Kapolri Jenderal Listyo Sigit Prabowo (tengah).(Antara)
KAPOLRI Jenderal Listyo Sigit Prabowo menegaskan bahwa seluruh personel Polri tetap konsentrasi menjalankan tugas menjaga keamanan dan ketertiban masyarakat (kamtibmas) serta penegakan norma di tengah beredarnya rumor pergantian pucuk ketua korps Bhayangkara. Sigit memastikan rumor mengenai Surat Presiden (Surpres) mengenai pergantian Kapolri sama sekali tidak memengaruhi keahlian institusi.
"Oh, enggak. Sangat tidak (mengganggu kinerja)," tegas Sigit saat merespons spekulasi publik mengenai akibat rumor tersebut terhadap pelayanan kepolisian di Jakarta, Rabu (5/8/2026).

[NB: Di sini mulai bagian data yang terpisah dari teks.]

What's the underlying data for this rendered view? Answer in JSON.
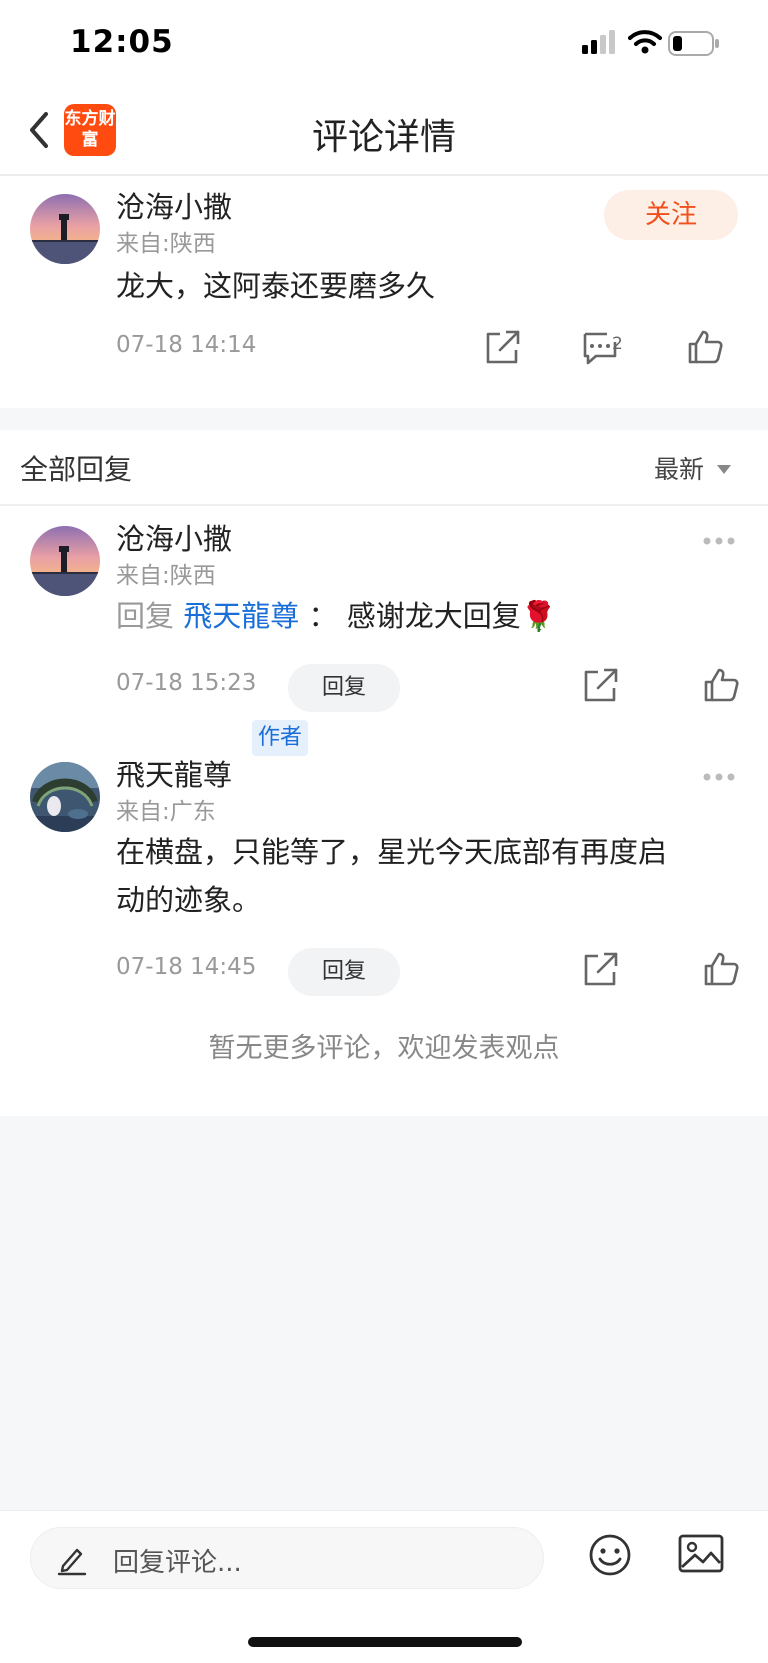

Sigit menyatakan bahwa dirinya maupun jejeran kepolisian di lapangan tetap bekerja sebagaimana mestinya. Ia enggan terdistraksi oleh perbincangan publik mengenai masa jabatannya dan memilih untuk memastikan stabilitas keamanan tetap terjaga.
Terkait sistem pengangkatan alias pergantian Kapolri, Sigit menekankan bahwa perihal tersebut sepenuhnya merupakan kewenangan prerogatif Presiden Prabowo Subianto. Sebagai prajurit, dia menyatakan kepatuhan penuh terhadap konstitusi dan keputusan Kepala Negara.
"Itu kan prerogatif Presiden. Jadi, ya buat kita prajurit kan apa pun dilaksanakan. Kita menunggu saja," ujar Jenderal bintang empat tersebut.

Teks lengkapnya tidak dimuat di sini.